I membri della casata sono modellati seguendo schemi universali ed un concetto di nucleo odierno, con riferimenti diretti alla struttura famigliare contemporanea. A comandare non è più il padre militare, ma la madre Maureen, brillante scienziata che, come una leonessa, fa di tutto per salvaguardare i propri figli. Una figura femminile tuttofare, empatica, autonoma e in grado di superare qualsiasi situazione. Un po’ come una madre dei nostri giorni che si deve destreggiare in ogni direzione per gestire la famiglia. La figlia maggiore Judy, avuta da una precedente relazione di Maureen, è studiosa e paziente.

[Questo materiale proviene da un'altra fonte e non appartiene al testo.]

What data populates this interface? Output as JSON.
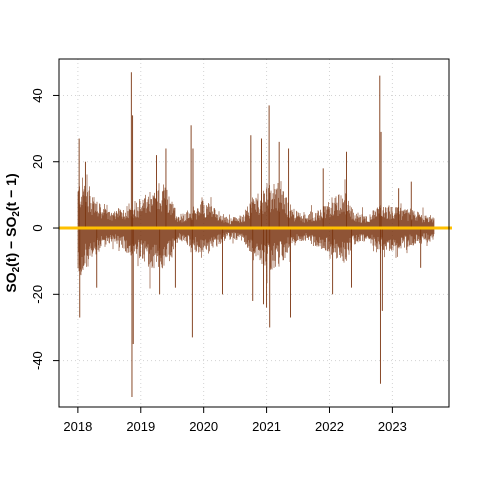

Penny è goffa, ironica e pigra mentre il più piccolo, Will, è un ragazzino tanto brillante quanto fragile. Il bambino vive una delle parabole più importanti ed è, per certi versi, il fulcro della serie. Insicuro e impaurito subisce un percorso di crescita involontario e accelerato. Non si sente pronto a dare il suo contributo e perciò la sua spensieratezza lo porta a creare una relazione amicale con un robot alieno.
Lost in Space però non è una serie “moderna” solamente per quanto riguarda il nucleo famigliare; lo è perlopiù per come affronta le tematiche ecologiche dovute all’abbandono del pianeta Terra che si ritrova danneggiato e impoverito dai repentini cambiamenti climatici, causati alla cattiva gestione dell’ecosistema naturale da parte dell’umanità. I Robinson si ritrovano su un altro pianeta dall’ecosistema instabile e perciò, in alcuni casi, si può trovare una sottotrama ecologica in questa prima stagione. Non solo, oltre ai riferimenti dell’ecosistema, si parla anche di diversità, di comunità e del rapporto con sé stessi. Tematiche che toccano principi etici e biologici fortemente dibattuti al giorno d’oggi.
Infine, Netflix opera un cambiamento di genere importante e sempre figlio della contemporaneità. Ad un certo punto della serie, il dottor Smith da uomo diventa una donna attraverso uno stratagemma narrativo semplice, funzionale e ben riuscito. Tale cambiamento conferma la volontà di presentare uno show fresco e incline a seguire la cronaca, dando maggior spazio a ruoli femminili. Una scelta che aumenta maggiormente la curiosità e la prospettiva della serie. Il personaggio della dottoressa Smith, a parte il genere, si conferma fedele allo spirito originale: furba, manipolatrice e disposta a tutto pur di salvarsi. Anche in questo revival, crea un forte legame con il piccolo Will e l’unica modifica radicale del personaggio è il fatto che in realtà questi non sia un dottore. Tuttavia Smith, interpretata dall’ottima Parker Posey, agisce seguendo delle motivazioni chiare e comprensibili. Attraverso dei flashback vengono offerti dei retroscena che rafforzano il ruolo e generano sentimenti contrastanti in quanto personaggio ambiguo che si muove sulla linea sottile di giusto/sbagliato, buono/cattivo.
Quindi, complessivamente, la prima stagione si conferma soddisfacente ed emozionante. Un’avventura spaziale ben scritta, con personaggi ben sfaccettati e riusciti, e in grado di intrattenere e, spesso grazie agli ottimi effetti speciali, di incantare. Incentrata sulla famiglia Robinson, Lost in Space presenta numerose sfaccettature e sottotrame che parlano di argomenti universali molto di moda nel periodo attuale. Un ritmo avvincente e mozzafiato in grado di offrire il giusto mix di emozione ed azione. Un revival figlio dell’oggi che si rivela anche una serie matura, complessa e adatta al panorama televisivo contemporaneo.